The Lion and Tusk was the main logo of the British South Africa Company (BSAC) and later as a state symbol of Rhodesia. The logo was used following the Company being set up during the scramble for Africa and was used as they governed Rhodesia. Following the company relinquishing control of Northern and Southern Rhodesia, the symbol fell out of favour with the Rhodesian public. However, following the Rhodesian republic being declared in 1970, the Lion and Tusk symbol was adopted as a state symbol to replace the British Empire's Royal crown until the establishment of Zimbabwe in 1980.

== Background ==
The Lion and Tusk was adopted as a corporate insignia of the British South Africa Company following it receiving a Royal Charter allowing it to fly its own flag. The Lion and Tusk featured in the centre of the flag of the British South Africa Company. The Lion and Tusk was referred to in heraldic terms as "a lion passant guardant Or, supporting with its right forepaw an ivory tusk proper", though it was also irreverently referred to as "the lion with the tooth-pick". A 1902 Admiralty warrant later entitled the BSAC to use the Lion and Tusk on Blue and Red Ensigns.

During the early days of Company rule in Rhodesia, it was used as the badge of the British South Africa Police and the Rhodesia Horse cavalry unit. Following the 1922 Southern Rhodesian government referendum where Southern Rhodesia voted for responsible government independent of the BSAC, the Lion and Tusk fell into disuse in the Rhodesias, especially in Southern Rhodesia where their people wanted new symbols independent of BSAC influence. It continued to be used as the BSAC's corporate logo until 1965 when the company merged with the Charter International.

== Rhodesia ==
Following Rhodesia's Unilateral Declaration of Independence in 1965, their insignia remained the same due to loyalty to Queen Elizabeth II. But the Lion and Tusk started to regain popularity as a separate Rhodesian symbol with it being used on commemorative gold Rhodesian pound coins in 1966 to celebrate the first anniversary of UDI. Following the announcement of a republic in 1970, the Lion and Tusk was selected as the symbol to replace the Royal St Edward's Crown on Rhodesian insignia.
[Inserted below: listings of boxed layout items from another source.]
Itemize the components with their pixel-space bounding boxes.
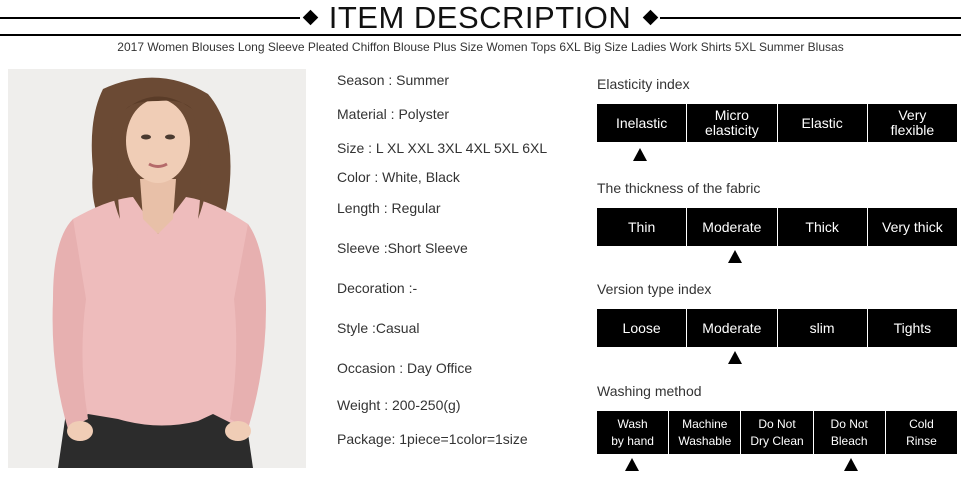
washing-title: Washing method — [597, 383, 702, 399]
spec-occasion: Occasion : Day Office — [337, 360, 473, 376]
spec-season: Season : Summer — [337, 72, 450, 88]
spec-color: Color : White, Black — [337, 169, 460, 185]
spec-size: Size : L XL XXL 3XL 4XL 5XL 6XL — [337, 140, 548, 156]
version-option: Tights — [866, 309, 957, 347]
elasticity-option: Micro elasticity — [686, 104, 776, 142]
elasticity-option: Inelastic — [615, 114, 668, 131]
selected-arrow-icon — [844, 458, 858, 471]
spec-style: Style :Casual — [337, 320, 420, 336]
spec-weight: Weight : 200-250(g) — [337, 397, 461, 413]
spec-sleeve: Sleeve :Short Sleeve — [337, 240, 468, 256]
thickness-option: Thick — [776, 208, 867, 246]
thickness-option: Thin — [628, 218, 656, 235]
version-title: Version type index — [597, 281, 712, 297]
washing-option: Machine Washable — [668, 411, 740, 454]
washing-option: Wash by hand — [611, 416, 654, 448]
thickness-title: The thickness of the fabric — [597, 180, 761, 196]
selected-arrow-icon — [625, 458, 639, 471]
model-illustration — [8, 69, 306, 468]
product-photo — [8, 69, 306, 468]
header-rule-right — [660, 17, 961, 19]
selected-arrow-icon — [633, 148, 647, 161]
version-option: Loose — [622, 319, 661, 336]
washing-option: Do Not Bleach — [812, 411, 885, 454]
elasticity-option: Elastic — [776, 104, 867, 142]
elasticity-title: Elasticity index — [597, 76, 690, 92]
thickness-option: Moderate — [686, 208, 776, 246]
selected-arrow-icon — [728, 250, 742, 263]
washing-option: Cold Rinse — [884, 411, 957, 454]
elasticity-option: Very flexible — [866, 104, 957, 142]
header-rule-left — [0, 17, 300, 19]
selected-arrow-icon — [728, 351, 742, 364]
spec-package: Package: 1piece=1color=1size — [337, 431, 528, 447]
spec-length: Length : Regular — [337, 200, 441, 216]
diamond-icon — [302, 9, 319, 26]
product-title: 2017 Women Blouses Long Sleeve Pleated C… — [117, 40, 844, 54]
thickness-option: Very thick — [866, 208, 957, 246]
version-scale: Loose Moderate slim Tights — [597, 309, 957, 347]
version-option: Moderate — [686, 309, 776, 347]
header-bar — [0, 34, 961, 36]
washing-option: Do Not Dry Clean — [740, 411, 812, 454]
spec-decoration: Decoration :- — [337, 280, 418, 296]
version-option: slim — [776, 309, 867, 347]
diamond-icon — [642, 9, 659, 26]
thickness-scale: Thin Moderate Thick Very thick — [597, 208, 957, 246]
elasticity-scale: Inelastic Micro elasticity Elastic Very fl… — [597, 104, 957, 142]
page-title: ITEM DESCRIPTION — [328, 0, 632, 35]
spec-material: Material : Polyster — [337, 106, 450, 122]
washing-scale: Wash by hand Machine Washable Do Not Dry Cl… — [597, 411, 957, 454]
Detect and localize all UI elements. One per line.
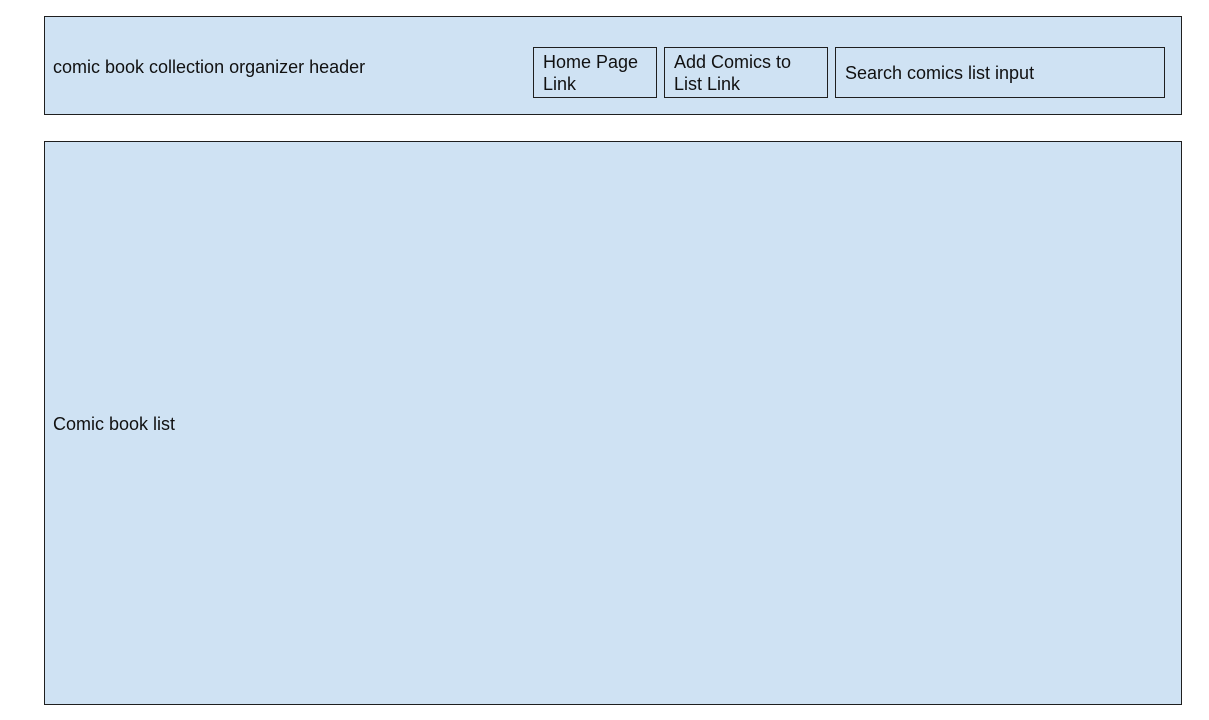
- comic-book-list-label: Comic book list: [53, 414, 176, 434]
- home-page-link[interactable]: Home Page Link: [533, 47, 657, 98]
- add-comics-link-label: Add Comics to List Link: [674, 52, 792, 94]
- search-comics-input[interactable]: Search comics list input: [835, 47, 1165, 98]
- header-title: comic book collection organizer header: [53, 57, 366, 77]
- header-box: comic book collection organizer header H…: [44, 16, 1182, 115]
- comic-book-list: Comic book list: [44, 141, 1182, 705]
- search-comics-input-label: Search comics list input: [845, 62, 1035, 83]
- add-comics-link[interactable]: Add Comics to List Link: [664, 47, 828, 98]
- home-page-link-label: Home Page Link: [543, 52, 639, 94]
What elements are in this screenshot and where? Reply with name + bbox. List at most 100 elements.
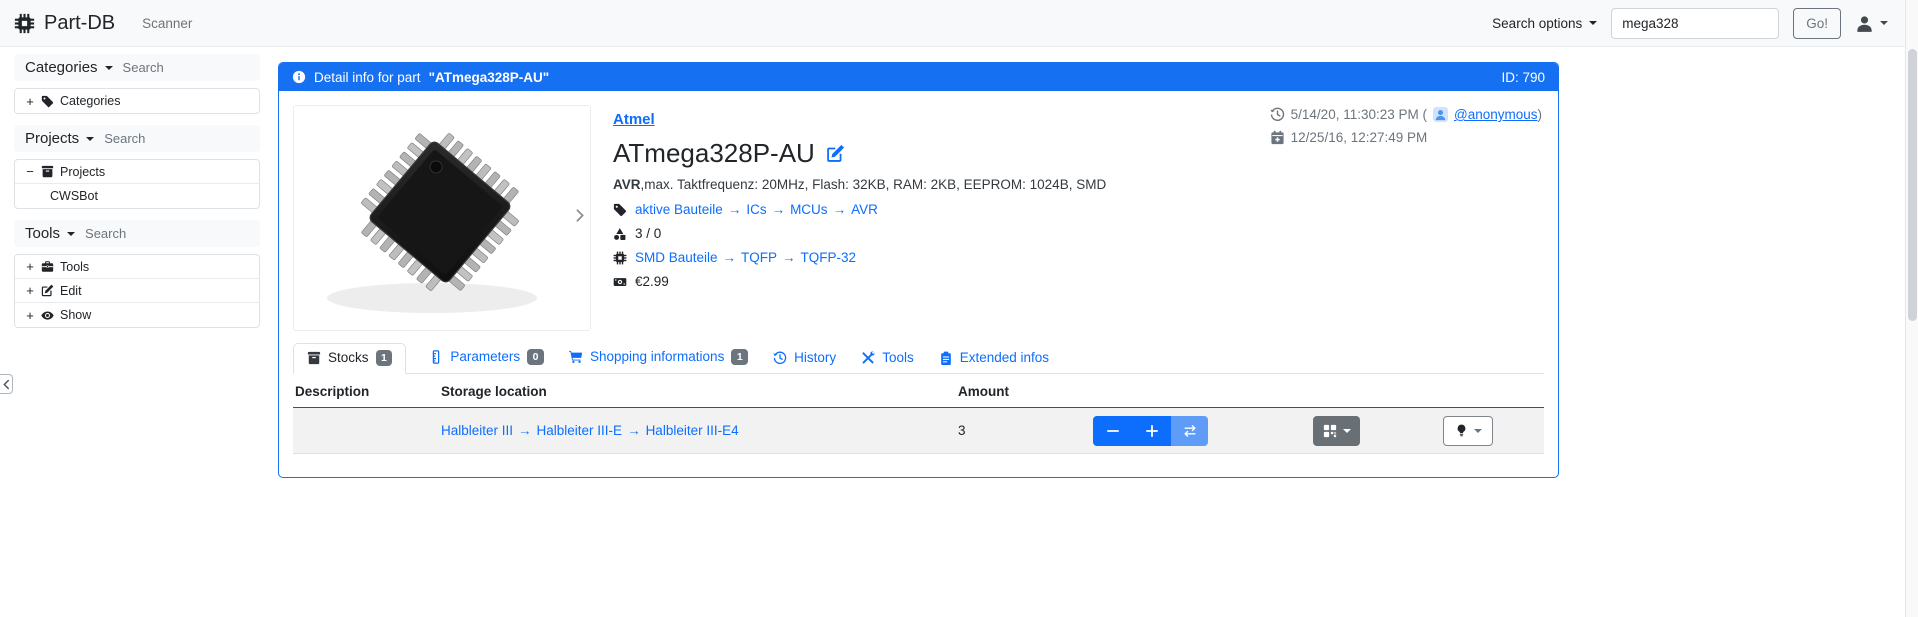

The Rhodesian Air Force also replaced their British inspired Royal Air Force style roundels, with the Lion and Tusk being used surrounded by a green and white roundel. This came after discussions for the RhAF symbol considered using either the Zimbabwe bird, flame lily or an elephant before deciding overwhelmingly for the Lion and Tusk.

Following Rhodesia becoming Zimbabwe, the Lion and Tusk symbol fell out of use. The name and logo would be used in Tauranga, New Zealand as the name of a museum dedicated to the Rhodesian Security Forces.